Menurut saya bisa saja Indonesia punah akibat media sosial memang gencar mengobarkan perang antarsesama umat beragama, sesama warga negara Indonesia dan sesama elite politik yang saling rebut dukungan warga.

Jika anda serius mengamati ujaran- ujaran kebencian, makian-makian yang terlontar di media sosial sungguh mengenaskan. Katanya Indonesia itu negara beradab, penuh kesantunan, penuh welas-asih, namun yang terjadi sebaliknya, suara kebenaran tergilas oleh suara–suara sumbang bernada pesimisme.

Mereka menutup mata terhadap kemajuan, pembangunan dan pendekatan cinta kasih yang diusahakan oleh orang yang benar-benar tulus membangun bangsa. Sementara arus utama media saat ini mulai menggilas kesantunan dengan kata-kata kasar tidak beradab.

Banyak orang yakin tekun dan sangat taat beragama, tetapi lontaran komentar di medsos tidak mencerminkan bahwa ia layak menyebarkan agama Allah yang penuh kasih, tetapi dengan mengutip ayat- ayat agama mereka malah mengobarkan api kebencian hanya karena beda pilihan politik.

Mereka berani memfitnah, menjelek- jelekkan pemimpin dan menebarkan informasi sesat yang susah dipertanggungjawabkan kebenarannya. Isu tentang PKI adalah contoh dari betapa masyarakat terlalu takut bahwa ideologi itu menyusup pada orang-orang nasionalis. Baju agama telah membelah keyakinan umat, agama ternyata meciptakan musuh baru.

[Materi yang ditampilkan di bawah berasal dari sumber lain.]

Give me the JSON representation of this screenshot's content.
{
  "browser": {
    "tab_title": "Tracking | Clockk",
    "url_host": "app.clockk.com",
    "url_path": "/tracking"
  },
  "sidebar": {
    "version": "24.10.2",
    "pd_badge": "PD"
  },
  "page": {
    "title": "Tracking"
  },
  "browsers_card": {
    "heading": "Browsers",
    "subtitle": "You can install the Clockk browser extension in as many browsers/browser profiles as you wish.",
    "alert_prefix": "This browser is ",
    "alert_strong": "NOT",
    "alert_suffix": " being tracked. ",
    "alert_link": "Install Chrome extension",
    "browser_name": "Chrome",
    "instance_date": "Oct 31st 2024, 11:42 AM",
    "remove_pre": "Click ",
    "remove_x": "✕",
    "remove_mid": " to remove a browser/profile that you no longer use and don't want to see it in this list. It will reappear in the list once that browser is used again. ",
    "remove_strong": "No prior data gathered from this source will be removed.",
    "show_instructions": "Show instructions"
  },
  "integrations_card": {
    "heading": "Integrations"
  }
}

Paham- paham radikal amat pandai menyusup ke jantung pusat keyakinan masyarakat. Mereka yang tadinya biasa- biasa saja dalam menjalin relasi dengan agama lain mulai menjauh dan menganggap agama lain kafir dan tidak perlu diajak berteman. Padahal masyarakat Indonesia adalah multi etnis, multi agama, ragam suku, bahasa.

Di mata dunia Indonesia terkenal karena toleransinya yang tinggi. Jika kaum radikal bisa menghancurleburkan toleransi maka kekhawatiran punahnya Indonesia bisa saja terjadi.

Masalahnya sekarang kaum elite politik bukannya saling membantu, mereka sengaja membelah diri agar kelihatan bahwa bangsa ini sedang dalam ancaman. Apalagi kontestasi Pilpres dan Pileg 2019 kali ini lebih menekankan pada gaya hiperbola dengan melebih-lebihkan  seakan-akan Indonesia memang parah menghadapi kemiskinan akut, pajak tinggi ekonomi masyarakat semakin melemah, harga-harga kebutuhan di pasar semakin melambung tinggi, asing, aseng semakin mencengkeram perekonomian Indonesia.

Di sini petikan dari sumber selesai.